Interesting new information – right before this began happening, we updated the Firewall Service Module, and rebooted the core switches.

I'm thinking there are settings which don't have the correct defaults?

Logged during the failover:

Cluster Agent: The cluster resource FileServer-(server)(Cluster Disk 1) has failed. [SNMP TRAP: 15006 in CPQCLUS.MIB]" "Cluster Agent: The cluster resource SQL Server Agent has become degraded. [SNMP TRAP: 15005 in CPQCLUS.MIB]" "Cluster Agent: The cluster resource SQL Server has become degraded. [SNMP TRAP: 15005 in CPQCLUS.MIB]" "Cluster Agent: The cluster resource Analysis Services has become degraded. [SNMP TRAP: 15005 in CPQCLUS.MIB]" "Cluster Agent: The cluster resource FileServer-(servername)(Cluster Disk 4) has failed. [SNMP TRAP: 15006 in CPQCLUS.MIB]"

it is really odd, because there aren't a lot of error messages. the only real info I have is from the validation report. Disks 1-4 always fail, but not logged in the same order, and then the quorum just stays on the node it is on.

After speaking with the network guy, he thinks that perhaps when the core switch was rebooted, it affected the preferred routes for the NICs. He's going to clean things up a bit this weekend (removing the file shares and recreating them) and we'll see where we are. The adding/removing didn't work. It failed over yesterday evening.

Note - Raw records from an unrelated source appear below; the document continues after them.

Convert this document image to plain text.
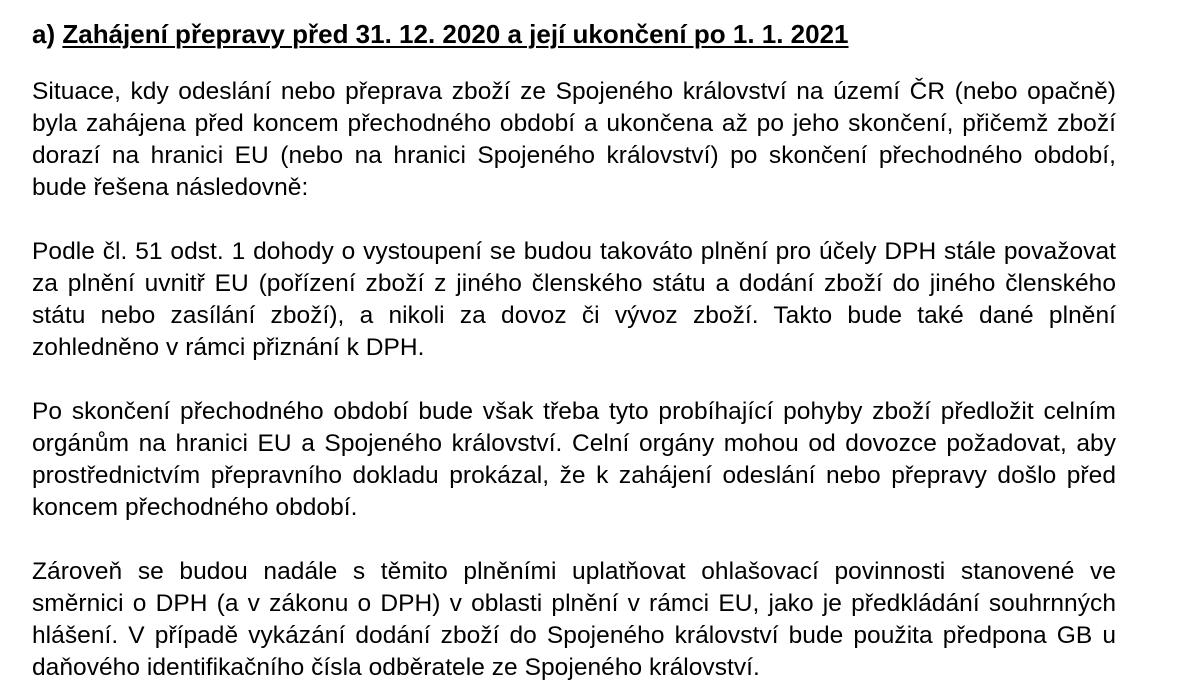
a) Zahájení přepravy před 31. 12. 2020 a její ukončení po 1. 1. 2021

Situace, kdy odeslání nebo přeprava zboží ze Spojeného království na území ČR (nebo opačně) byla zahájena před koncem přechodného období a ukončena až po jeho skončení, přičemž zboží dorazí na hranici EU (nebo na hranici Spojeného království) po skončení přechodného období, bude řešena následovně:

Podle čl. 51 odst. 1 dohody o vystoupení se budou takováto plnění pro účely DPH stále považovat za plnění uvnitř EU (pořízení zboží z jiného členského státu a dodání zboží do jiného členského státu nebo zasílání zboží), a nikoli za dovoz či vývoz zboží. Takto bude také dané plnění zohledněno v rámci přiznání k DPH.

Po skončení přechodného období bude však třeba tyto probíhající pohyby zboží předložit celním orgánům na hranici EU a Spojeného království. Celní orgány mohou od dovozce požadovat, aby prostřednictvím přepravního dokladu prokázal, že k zahájení odeslání nebo přepravy došlo před koncem přechodného období.

Zároveň se budou nadále s těmito plněními uplatňovat ohlašovací povinnosti stanovené ve směrnici o DPH (a v zákonu o DPH) v oblasti plnění v rámci EU, jako je předkládání souhrnných hlášení. V případě vykázání dodání zboží do Spojeného království bude použita předpona GB u daňového identifikačního čísla odběratele ze Spojeného království.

We are using fiber channel to connect between the servers and the storage array. We just patched Windows (using Shavlik) and now we have the same issue. I'm starting to wonder if it is some default setting in MPIO that keeps returning.

Best Answer

I'm not familiar with this particular error but I've encountered situations when a two-node cluster had multiple failovers due to MPIO issues with the SAN LUNs. More often than not, it was resolved by updating HBA drivers.

One other thing to look for is to ensure that the disk dependencies are properly set. The SQL Server service should be dependent on all that disks that are hosting the DB files and the backups as well as the disk with the drive letter acting as the mountpoint host. I've run into a few hosts where a missing disk dependency caused a disk to go offline before SQL could close out the DB files.